Project Zero Maiden of Black Water | Recensione - Acque torbide e cattivi presagi
Gli incubi del monte Hikami diventano multipiattaforma
a cura di Gianluca Arena
Senior Editor
Informazioni sul prodotto
- Sviluppatore: Koei Tecmo
- Produttore: Koei Tecmo
- Distributore: Koch Media
- Piattaforme: SWITCH , WIUU
- Generi: Survival Horror
- Data di uscita: 27 settembre 2014 (Giappone) - 30 ottobre 2015 - 28 ottobre 2021 (PC, PS4, PS5, Xbox, Switch)
Un po' a sorpresa, in tempo per Halloween e nella sola edizione digitale (scelta sulla quale speriamo vivamente che Koei Tecmo faccia un passo indietro), a brevissimo sbarcherà su tutte le piattaforme sul mercato Project Zero Maiden of Black Water, ultimo episodio in ordine di tempo dell'amata saga survival horror del publisher nipponico.

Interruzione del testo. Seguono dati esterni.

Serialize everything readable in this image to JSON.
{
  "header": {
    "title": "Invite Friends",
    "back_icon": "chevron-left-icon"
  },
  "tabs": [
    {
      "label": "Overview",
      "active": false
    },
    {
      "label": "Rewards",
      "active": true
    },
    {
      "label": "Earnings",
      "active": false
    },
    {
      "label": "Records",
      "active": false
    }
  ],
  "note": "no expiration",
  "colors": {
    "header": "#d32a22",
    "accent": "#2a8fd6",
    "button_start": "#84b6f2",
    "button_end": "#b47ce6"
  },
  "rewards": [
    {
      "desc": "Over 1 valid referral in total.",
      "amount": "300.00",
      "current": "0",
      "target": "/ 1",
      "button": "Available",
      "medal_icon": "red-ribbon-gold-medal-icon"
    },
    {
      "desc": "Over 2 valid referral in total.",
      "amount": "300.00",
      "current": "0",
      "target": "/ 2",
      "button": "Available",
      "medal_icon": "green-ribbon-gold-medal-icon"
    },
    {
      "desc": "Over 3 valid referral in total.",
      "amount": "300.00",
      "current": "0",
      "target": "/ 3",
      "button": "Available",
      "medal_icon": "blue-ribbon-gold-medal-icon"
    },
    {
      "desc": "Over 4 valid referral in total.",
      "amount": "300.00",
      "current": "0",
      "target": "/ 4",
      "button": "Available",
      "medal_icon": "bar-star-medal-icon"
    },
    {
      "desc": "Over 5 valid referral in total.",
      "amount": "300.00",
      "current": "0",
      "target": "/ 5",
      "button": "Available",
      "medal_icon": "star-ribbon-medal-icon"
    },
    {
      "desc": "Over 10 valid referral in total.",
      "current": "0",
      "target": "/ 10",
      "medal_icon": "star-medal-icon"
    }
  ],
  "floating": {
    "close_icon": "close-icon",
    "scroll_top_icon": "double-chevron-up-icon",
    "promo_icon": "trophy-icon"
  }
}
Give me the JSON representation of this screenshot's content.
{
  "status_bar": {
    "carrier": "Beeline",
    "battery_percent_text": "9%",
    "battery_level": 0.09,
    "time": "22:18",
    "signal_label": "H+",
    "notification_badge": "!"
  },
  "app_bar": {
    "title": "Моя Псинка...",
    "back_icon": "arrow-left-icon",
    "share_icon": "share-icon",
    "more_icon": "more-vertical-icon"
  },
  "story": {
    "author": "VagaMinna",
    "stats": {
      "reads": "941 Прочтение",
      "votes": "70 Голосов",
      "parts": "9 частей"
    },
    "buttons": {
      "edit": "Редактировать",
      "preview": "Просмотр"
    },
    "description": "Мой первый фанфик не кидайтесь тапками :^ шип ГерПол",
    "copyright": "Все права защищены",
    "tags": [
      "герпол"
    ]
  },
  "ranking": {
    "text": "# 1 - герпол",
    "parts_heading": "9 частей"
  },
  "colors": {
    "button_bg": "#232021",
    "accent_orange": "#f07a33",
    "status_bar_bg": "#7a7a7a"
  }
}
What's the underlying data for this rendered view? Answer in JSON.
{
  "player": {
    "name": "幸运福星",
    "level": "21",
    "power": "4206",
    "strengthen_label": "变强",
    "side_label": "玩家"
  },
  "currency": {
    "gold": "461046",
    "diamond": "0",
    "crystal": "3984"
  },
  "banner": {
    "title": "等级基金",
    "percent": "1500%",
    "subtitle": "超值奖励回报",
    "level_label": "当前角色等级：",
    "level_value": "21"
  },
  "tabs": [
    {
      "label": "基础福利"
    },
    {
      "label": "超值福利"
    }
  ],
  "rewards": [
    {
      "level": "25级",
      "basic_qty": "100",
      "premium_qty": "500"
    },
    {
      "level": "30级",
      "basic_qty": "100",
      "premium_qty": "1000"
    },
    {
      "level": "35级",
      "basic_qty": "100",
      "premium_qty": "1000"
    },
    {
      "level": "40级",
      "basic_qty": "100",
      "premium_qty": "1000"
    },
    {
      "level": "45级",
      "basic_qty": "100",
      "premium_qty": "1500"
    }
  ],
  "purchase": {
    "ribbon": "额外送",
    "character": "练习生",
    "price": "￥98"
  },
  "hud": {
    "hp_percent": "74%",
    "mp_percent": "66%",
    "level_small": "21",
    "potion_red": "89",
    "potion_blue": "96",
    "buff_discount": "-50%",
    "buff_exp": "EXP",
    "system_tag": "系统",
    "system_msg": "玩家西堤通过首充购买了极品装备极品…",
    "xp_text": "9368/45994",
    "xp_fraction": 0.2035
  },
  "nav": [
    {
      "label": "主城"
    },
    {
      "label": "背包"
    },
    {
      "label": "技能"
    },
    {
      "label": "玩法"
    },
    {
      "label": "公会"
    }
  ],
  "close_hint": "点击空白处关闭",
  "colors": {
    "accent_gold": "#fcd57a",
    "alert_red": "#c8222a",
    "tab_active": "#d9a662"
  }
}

L'uscita originaria su una piattaforma peculiare come Wii U richiedeva un aggiustamento dell'interfaccia e di certe meccaniche di gioco per far sì che l'esperienza funzionasse anche sulle attuali console, nessuna delle quali è dotata di un controller simile, anche solo vagamente, al Gamepad della sfortunata macchina Nintendo. Come sapete, ci siamo già espressi sul gioco nella recensione originale, che trovate qui insieme al voto numerico (che rimarrebbe invariato se dovessimo riassegnarlo oggi).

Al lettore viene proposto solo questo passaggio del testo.